A big factor in this area is TRAFFIC. Sometimes the poorest training option is the closest. The dilemma becomes--drive farther away and sit in traffic or pay even more $ to supplement everything your Club is lacking.
I have no qualms about having my kid skip a practice for quality one-on-one training in the early years or skipping a club-sponsored training or camp when I find higher quality ones elsewhere. Below 13--a kid should be working on being the best individual player he/she can be. Clubs have no loyalty--they shouldn't expect it in players either.
And do you think European clubs bother with juggling competitions or do you think it is just something that is expected? The fact that you think a club needs to mandate juggling should tell you everything there is to know about our soccer culture. Juggling should be the equivalent of playing catch in the back yard with a football or baseball.
Look--you are preaching to the choir. Did you miss the sentence where I said my 9-year old could already do over 1,000 consecutive juggles (both feet, other body parts)?
My kids are not the norm because they grew up with a mother that played soccer for 20 years and was kicking a soccer ball with them from the time they could stand. I can't throw a spiral and I certainly can't throw a baseball---but I could play soccer and that's what we did at the park. Thanksgiving extended family football matches---were futbol matches.
My husband coached our boys rec teams. The majority of his players came from parents that had never played soccer themselves or even watched a game on TV. He had all of these kids juggling and using both feet equally as well by the age of 7.
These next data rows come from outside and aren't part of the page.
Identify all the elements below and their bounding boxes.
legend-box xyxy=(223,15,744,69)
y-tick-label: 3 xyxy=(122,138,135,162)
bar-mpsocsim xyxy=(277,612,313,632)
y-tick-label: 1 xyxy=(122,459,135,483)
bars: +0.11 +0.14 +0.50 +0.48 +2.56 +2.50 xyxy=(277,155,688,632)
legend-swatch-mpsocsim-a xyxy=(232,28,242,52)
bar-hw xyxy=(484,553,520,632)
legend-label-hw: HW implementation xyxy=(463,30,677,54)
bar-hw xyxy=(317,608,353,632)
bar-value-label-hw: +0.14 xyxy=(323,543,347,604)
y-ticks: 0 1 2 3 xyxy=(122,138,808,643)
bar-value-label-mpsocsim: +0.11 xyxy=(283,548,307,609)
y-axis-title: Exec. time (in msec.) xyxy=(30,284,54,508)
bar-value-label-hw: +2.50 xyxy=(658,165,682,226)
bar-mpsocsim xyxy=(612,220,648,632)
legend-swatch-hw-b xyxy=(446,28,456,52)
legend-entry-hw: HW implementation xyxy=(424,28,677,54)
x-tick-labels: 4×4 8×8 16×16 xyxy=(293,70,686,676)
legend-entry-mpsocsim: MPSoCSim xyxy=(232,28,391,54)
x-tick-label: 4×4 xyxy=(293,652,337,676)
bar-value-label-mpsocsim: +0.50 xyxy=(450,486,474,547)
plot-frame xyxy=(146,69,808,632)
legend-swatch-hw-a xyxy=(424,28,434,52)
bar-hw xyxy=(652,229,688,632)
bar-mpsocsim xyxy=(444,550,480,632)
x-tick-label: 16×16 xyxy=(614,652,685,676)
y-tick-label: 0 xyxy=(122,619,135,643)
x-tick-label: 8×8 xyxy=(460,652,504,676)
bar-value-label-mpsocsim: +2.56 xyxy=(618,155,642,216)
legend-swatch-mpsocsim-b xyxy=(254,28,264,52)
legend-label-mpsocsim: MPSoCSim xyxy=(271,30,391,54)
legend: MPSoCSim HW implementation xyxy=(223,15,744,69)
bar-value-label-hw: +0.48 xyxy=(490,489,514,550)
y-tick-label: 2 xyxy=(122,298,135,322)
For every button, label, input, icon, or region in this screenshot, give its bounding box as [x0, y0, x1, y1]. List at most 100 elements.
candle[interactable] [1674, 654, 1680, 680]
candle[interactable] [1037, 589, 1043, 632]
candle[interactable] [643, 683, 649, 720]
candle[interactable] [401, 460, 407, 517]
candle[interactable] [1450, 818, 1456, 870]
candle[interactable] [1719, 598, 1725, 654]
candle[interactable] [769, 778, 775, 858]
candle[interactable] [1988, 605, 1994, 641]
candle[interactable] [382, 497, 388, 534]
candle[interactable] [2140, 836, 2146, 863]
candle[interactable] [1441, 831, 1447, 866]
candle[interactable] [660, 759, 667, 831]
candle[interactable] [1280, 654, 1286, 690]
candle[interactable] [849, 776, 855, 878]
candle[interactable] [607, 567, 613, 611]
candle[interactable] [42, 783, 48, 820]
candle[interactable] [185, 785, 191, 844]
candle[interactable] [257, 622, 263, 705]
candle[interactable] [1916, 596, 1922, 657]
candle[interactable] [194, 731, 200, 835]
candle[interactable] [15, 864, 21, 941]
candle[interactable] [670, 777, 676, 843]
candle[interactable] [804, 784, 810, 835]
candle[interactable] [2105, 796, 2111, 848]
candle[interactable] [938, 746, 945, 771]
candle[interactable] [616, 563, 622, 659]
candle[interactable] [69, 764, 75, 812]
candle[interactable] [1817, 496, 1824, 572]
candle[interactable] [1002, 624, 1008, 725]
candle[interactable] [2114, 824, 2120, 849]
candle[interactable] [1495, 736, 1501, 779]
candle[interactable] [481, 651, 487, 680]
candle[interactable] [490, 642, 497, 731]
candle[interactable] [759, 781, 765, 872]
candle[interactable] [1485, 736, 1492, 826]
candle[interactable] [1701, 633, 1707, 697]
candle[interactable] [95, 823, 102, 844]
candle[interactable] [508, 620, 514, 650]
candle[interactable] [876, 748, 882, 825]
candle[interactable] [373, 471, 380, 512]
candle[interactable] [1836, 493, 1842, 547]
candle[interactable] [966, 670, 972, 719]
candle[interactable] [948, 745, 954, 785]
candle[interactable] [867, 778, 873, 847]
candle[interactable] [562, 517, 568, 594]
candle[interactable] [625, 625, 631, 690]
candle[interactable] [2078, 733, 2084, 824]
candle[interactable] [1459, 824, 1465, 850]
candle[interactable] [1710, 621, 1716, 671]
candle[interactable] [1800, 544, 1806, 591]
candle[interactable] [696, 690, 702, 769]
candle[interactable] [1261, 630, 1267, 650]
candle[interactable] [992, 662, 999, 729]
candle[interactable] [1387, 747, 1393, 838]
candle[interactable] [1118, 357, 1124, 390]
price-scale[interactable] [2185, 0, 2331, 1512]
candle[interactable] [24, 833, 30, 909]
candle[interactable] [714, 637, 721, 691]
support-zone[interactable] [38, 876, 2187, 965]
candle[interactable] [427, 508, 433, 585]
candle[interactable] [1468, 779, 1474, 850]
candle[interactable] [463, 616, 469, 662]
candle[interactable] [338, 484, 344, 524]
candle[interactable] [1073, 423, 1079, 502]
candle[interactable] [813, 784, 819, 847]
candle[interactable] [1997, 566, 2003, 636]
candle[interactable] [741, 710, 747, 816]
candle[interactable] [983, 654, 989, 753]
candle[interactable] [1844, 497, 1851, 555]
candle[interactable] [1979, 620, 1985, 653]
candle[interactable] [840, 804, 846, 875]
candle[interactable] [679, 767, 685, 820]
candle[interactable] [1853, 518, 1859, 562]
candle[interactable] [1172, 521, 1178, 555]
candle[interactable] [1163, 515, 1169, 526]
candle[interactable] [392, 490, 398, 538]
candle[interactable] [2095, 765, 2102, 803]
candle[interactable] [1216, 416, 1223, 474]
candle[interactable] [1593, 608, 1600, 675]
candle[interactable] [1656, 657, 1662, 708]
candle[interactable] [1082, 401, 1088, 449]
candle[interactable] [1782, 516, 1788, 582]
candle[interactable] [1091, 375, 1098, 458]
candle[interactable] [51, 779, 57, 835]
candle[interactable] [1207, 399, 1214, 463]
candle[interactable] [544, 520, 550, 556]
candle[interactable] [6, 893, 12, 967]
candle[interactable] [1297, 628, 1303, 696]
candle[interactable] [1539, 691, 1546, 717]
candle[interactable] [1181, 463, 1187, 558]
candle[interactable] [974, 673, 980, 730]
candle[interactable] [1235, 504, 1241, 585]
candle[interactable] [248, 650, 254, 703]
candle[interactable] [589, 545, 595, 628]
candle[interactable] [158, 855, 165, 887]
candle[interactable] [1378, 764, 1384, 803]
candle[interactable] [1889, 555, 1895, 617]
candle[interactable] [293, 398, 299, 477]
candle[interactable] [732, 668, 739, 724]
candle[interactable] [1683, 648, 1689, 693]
Yes--it would be great if American kids were actually juggling on their own initiative and practicing against a wall--but they aren't. The ones that aren't are most likely kids whose parents never played the sport. They think that the 3 team practices per week are already way too much soccer. So--how are they going to learn what they should be doing? Like my husband and father before him did,,,,,YOU TELL THEM. Whether you think it's a mandate or not---it gets the kids to start doing it and once they start seeing the great improvement and the pride that comes with it--the more and more they do it on their own. You know, it's called: coaching.